4. Las patatas fritas no se convirtieron en la verdura más popular de Estados Unidos hasta que la industria se hizo cargo de las pesadas faenas de lavar, pelar, cortar y freír… y de limpiar después. Si cocinaras en casa todas las patatas fritas que consumes, seguro que las comerías en muchas menos ocasiones, aunque solo fuera por el trabajo que conlleva prepararlas. Lo mismo sucede con el pollo frito, las patatas paja, los pasteles, las tartas y los helados. Disfruta de todos esos caprichos tantas veces como estés dispuesto a hacerlos en casa… y es muy probable que no sea todos los días.
De las reglas menos sorprendentes de Saber comer, reproduzco diez (de modo que no se me pueda acusar de fusilar medio libro: aún quedan 50). Dejaré al agudo lector y a la inteligente lectora el desarrollo de las ocho primeras.
Y diez reglas de sentido común
1. No comas nada que no le pareciera comida a tu bisabuela.
2. Evita productos que contengan ingredientes que nadie tendría en la despensa.
3. Evita productos que contengan más de cinco ingredientes.
4. Evita alimentos que citen cualquier clase de azúcares (o edulcorantes) entre sus tres primeros ingredientes.
Esto lo dice porque en la lista del etiquetado, los ingredientes se detallan por orden de peso, de más a menos.
5. Evita productos que contengan ingredientes que un niño de primaria no pueda pronunciar.
6. Considera la carne una guarnición o un alimento para ocasiones especiales.
7. Sé escéptico ante los alimentos no tradicionales.
8. Come alimentos hechos con ingredientes que puedas imaginarte crudos o creciendo en el campo.

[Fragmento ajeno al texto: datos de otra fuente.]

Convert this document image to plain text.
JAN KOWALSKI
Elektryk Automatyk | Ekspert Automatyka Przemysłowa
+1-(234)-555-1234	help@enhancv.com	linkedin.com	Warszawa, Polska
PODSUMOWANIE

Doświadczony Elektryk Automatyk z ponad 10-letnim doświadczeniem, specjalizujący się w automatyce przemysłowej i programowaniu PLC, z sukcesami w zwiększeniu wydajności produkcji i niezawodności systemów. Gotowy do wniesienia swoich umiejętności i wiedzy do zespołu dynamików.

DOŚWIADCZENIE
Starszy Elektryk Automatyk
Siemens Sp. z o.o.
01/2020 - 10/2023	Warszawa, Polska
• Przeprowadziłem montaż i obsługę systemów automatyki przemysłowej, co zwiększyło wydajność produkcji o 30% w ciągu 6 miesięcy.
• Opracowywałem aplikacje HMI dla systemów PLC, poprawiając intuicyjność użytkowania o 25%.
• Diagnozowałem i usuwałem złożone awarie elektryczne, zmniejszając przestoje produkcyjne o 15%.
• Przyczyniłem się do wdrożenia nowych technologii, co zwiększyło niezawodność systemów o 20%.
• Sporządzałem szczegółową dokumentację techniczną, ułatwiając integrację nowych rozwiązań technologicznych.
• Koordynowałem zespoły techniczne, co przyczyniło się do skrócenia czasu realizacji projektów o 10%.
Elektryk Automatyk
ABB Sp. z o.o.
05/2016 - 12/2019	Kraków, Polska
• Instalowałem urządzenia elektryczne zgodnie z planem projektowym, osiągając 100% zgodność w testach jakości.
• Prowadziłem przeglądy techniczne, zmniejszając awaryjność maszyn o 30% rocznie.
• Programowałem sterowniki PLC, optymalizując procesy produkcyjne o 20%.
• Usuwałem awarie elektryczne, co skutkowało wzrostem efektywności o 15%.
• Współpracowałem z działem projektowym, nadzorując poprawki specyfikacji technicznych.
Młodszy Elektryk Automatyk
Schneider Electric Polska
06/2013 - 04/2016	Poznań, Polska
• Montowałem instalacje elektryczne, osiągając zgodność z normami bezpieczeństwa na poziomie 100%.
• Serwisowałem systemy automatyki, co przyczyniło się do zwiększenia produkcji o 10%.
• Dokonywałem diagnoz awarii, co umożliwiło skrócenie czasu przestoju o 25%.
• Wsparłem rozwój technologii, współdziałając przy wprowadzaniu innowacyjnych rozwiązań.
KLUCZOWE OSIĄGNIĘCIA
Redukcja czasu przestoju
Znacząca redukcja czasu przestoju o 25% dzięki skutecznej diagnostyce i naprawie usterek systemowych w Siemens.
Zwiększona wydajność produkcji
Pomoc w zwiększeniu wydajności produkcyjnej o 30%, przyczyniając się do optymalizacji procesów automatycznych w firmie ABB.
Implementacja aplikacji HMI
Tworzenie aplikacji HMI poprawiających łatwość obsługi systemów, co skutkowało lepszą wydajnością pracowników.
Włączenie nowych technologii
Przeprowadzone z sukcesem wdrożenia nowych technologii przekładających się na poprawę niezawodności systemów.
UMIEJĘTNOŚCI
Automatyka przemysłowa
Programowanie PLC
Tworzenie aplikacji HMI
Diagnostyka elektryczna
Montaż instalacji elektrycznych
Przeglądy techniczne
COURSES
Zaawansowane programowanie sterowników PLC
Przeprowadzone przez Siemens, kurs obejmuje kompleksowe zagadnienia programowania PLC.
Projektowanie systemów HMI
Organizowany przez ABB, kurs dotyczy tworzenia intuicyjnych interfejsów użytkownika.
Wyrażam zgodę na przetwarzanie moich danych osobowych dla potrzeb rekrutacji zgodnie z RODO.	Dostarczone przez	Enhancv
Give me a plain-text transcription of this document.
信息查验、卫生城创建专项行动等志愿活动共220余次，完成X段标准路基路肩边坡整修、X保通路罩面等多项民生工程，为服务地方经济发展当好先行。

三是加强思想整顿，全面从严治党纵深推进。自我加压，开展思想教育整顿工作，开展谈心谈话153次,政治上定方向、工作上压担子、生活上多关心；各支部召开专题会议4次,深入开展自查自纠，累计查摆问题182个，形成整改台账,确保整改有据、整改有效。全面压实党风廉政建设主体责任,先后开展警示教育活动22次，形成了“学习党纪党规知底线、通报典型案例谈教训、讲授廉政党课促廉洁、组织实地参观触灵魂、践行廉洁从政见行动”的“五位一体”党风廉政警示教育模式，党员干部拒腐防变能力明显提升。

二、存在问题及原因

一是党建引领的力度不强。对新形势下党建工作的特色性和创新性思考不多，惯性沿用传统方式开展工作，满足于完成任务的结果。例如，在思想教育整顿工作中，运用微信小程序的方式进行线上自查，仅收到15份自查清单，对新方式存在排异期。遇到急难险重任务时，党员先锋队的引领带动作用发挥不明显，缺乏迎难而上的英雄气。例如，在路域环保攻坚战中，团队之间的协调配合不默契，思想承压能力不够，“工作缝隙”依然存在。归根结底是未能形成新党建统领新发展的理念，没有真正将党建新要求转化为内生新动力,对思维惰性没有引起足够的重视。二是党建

9. Endulza y sala tú mismo lo que vayas a comer.
“Ya sea una sopa, unos cereales o un refresco, las comidas y las bebidas preparadas en fábricas contienen niveles de sales y azúcares muy superiores a los que cualquier persona utilizaría jamás… incluso un niño. Si endulzas y salas tú mismo lo que vayas a comer, lo dejarás a tu gusto, y verás que consumes tan solo una pequeñísima parte del azúcar y la sal que tomabas antes”.
10. Sáltate las reglas alguna que otra vez.
“Obsesionarse con las reglas del saber comer no es bueno para la felicidad de nadie, y seguramente tampoco para tu salud. «Todo con moderación», suele decirse, pero no debemos olvidar ese sabio colofón que a veces se atribuye a Oscar Wilde: «… la moderación incluida»”.
Las citas de Michael Pollan reproducidas aquí proceden de El dilema del omnívoro (Debate), traducido por Raúl Nagore; El detective en el supermercado (Temas de Hoy), traducido por María Jesús Asensio Tudela, y Saber Comer (Debate), traducido por Laura Manero Jiménez.